Elternerlebnisse an der Høgskolen i Innlandet, Campus Elverum

Zum dritten Mal in Folge wurde Løvemammaene eingeladen, einen Vortrag bei Interdisziplinäre Weiterbildung in Rehabilitation, Interaktion und Management zu halten. Bente Berg ging dabei von seinem Buch „Was stimmt mit dem Hilfsapparat nicht?“ aus. in seinem dreistündigen Vortrag.

Das erste Mal

Das erste Thema war die Bedeutung der Kompetenz und des Interesses des Gesundheitspersonals an empathischer Kommunikation. Sie erzählte von zwei unterschiedlichen Erfahrungen, wie die Diagnose ihrer beiden Kinder von den Ärzten im Krankenhaus kommuniziert wurde. Als wir die Diagnose für Mads erhielten, traf zu einem ungünstigen Zeitpunkt ein unbekannter Arzt ein, der sagte, dass Mads eine schwere neurologische Verletzung habe und dass Kinder mit solch schweren Verletzungen nicht lange leben würden. Dann ging er zum nächsten Patienten über. Als wir die Diagnose für Nikolas erhielten, die ebenfalls eine schwerwiegende Diagnose war, wurden wir auf eine ganz andere Art und Weise betreut. Wir saßen in einem Wohnzimmer mit dem Arzt und der Krankenschwester, die uns durch die Untersuchung begleitet hatten. Sie kümmerten sich um sich selbst und zeigten großes Einfühlungsvermögen und Verständnis.

Einsamkeit erleben

Mit dem Begriff der erlebten Einsamkeit beschreibt Bent Berg das Gefühl, gegenüber der Außenwelt anders geworden zu sein – ein Gefühl, nicht mehr richtig dazuzugehören. Es kann schwierig sein, sowohl mit Freunden als auch mit der Familie zusammen zu sein, die sich mit völlig unterschiedlichen Dingen beschäftigen. Mit anderen kann man sich einsam fühlen. Sie spricht über den Wunsch, andere Familien in einer ähnlichen Situation kennenzulernen.

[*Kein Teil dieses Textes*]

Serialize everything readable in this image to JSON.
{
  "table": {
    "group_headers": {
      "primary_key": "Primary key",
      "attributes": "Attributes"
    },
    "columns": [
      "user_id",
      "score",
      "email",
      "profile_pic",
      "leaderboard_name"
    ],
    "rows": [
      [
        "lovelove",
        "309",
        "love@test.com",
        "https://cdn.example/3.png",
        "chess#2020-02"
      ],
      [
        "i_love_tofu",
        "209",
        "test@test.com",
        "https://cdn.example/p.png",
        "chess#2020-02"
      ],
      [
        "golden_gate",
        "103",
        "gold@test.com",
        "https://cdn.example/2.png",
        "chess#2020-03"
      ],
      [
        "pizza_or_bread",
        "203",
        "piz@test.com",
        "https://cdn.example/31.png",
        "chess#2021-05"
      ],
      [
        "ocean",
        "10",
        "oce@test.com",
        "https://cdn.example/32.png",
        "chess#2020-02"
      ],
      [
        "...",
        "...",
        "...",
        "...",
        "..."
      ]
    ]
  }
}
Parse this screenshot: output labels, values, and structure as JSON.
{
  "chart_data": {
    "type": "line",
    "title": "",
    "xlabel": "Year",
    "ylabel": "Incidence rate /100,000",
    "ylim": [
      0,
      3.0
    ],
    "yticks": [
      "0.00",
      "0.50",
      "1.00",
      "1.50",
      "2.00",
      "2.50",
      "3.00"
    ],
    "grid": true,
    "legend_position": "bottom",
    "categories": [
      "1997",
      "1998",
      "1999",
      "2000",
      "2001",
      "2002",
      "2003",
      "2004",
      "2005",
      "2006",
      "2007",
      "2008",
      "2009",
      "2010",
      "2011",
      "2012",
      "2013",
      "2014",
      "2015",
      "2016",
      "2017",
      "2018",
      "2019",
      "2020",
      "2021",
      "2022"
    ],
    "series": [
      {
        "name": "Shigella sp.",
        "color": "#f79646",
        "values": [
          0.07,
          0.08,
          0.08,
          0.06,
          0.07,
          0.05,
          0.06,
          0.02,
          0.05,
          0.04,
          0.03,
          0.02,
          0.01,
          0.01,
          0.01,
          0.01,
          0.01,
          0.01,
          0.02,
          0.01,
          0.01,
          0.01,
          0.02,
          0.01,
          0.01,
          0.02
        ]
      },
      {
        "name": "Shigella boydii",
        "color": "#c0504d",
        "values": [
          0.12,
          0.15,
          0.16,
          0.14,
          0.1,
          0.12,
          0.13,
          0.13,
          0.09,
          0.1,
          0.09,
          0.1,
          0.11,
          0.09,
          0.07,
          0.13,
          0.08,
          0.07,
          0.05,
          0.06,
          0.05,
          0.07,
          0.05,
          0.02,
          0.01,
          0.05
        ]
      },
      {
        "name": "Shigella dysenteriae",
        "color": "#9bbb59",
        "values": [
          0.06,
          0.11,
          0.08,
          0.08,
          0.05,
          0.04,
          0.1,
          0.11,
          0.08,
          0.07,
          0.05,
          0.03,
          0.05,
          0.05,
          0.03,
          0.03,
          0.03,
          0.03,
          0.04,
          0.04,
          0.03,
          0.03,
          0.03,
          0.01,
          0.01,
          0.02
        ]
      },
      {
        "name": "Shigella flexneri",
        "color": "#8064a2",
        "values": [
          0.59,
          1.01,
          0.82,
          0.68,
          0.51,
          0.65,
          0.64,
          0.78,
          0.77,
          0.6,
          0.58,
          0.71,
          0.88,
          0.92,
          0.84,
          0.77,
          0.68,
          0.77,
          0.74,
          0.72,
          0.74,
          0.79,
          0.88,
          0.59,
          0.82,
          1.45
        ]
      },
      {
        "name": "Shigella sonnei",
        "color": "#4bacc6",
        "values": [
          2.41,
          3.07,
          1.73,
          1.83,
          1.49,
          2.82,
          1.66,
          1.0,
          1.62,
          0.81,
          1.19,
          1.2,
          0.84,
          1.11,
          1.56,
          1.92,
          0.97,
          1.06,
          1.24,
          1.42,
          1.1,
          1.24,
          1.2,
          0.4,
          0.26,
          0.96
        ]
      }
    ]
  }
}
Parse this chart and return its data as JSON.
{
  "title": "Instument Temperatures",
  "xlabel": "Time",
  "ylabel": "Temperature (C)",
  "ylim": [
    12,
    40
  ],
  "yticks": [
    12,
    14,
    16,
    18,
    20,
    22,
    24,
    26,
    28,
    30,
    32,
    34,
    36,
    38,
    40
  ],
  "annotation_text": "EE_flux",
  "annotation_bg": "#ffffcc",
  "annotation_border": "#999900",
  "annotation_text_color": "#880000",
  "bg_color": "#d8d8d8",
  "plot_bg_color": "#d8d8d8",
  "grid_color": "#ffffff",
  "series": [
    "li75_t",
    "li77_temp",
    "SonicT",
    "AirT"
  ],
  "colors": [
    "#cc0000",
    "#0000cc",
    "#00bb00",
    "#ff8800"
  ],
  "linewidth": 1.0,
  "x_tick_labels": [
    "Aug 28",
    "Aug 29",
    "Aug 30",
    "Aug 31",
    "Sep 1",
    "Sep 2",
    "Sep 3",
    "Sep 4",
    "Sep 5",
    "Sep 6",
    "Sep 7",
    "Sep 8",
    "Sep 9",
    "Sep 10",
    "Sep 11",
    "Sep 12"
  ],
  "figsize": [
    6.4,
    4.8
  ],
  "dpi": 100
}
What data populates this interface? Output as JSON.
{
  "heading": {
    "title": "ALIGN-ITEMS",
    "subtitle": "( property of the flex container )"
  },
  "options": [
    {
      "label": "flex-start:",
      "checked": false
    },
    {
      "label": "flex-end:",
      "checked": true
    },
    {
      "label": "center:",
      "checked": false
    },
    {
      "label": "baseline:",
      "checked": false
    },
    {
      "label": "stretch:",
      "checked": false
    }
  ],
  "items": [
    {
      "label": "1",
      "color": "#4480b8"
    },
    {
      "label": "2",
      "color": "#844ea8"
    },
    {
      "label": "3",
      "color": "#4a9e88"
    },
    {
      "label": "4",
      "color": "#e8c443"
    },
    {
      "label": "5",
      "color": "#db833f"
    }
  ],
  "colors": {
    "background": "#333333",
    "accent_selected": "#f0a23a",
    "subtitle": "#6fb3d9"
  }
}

Wie Sie dazu beitragen können, die Erfahrung der Einsamkeit zu reduzieren

Untersuchungen zeigen, dass Eltern von Kindern mit unterschiedlichen Diagnosen großen Nutzen daraus ziehen, sich in Gruppen zu treffen. Dort können sie lernen, sich im Unterstützungssystem zurechtzufinden und mit der familiären Situation umzugehen. Bente sprach darüber, wie Mitarbeiter im Fördersystem Starthjelp, ein viertägiges maßgeschneidertes Angebot für Menschen mit einem Kind mit Behinderung, planen, umsetzen und evaluieren können. (Sie können mehr darüber unter mestring.no lesen).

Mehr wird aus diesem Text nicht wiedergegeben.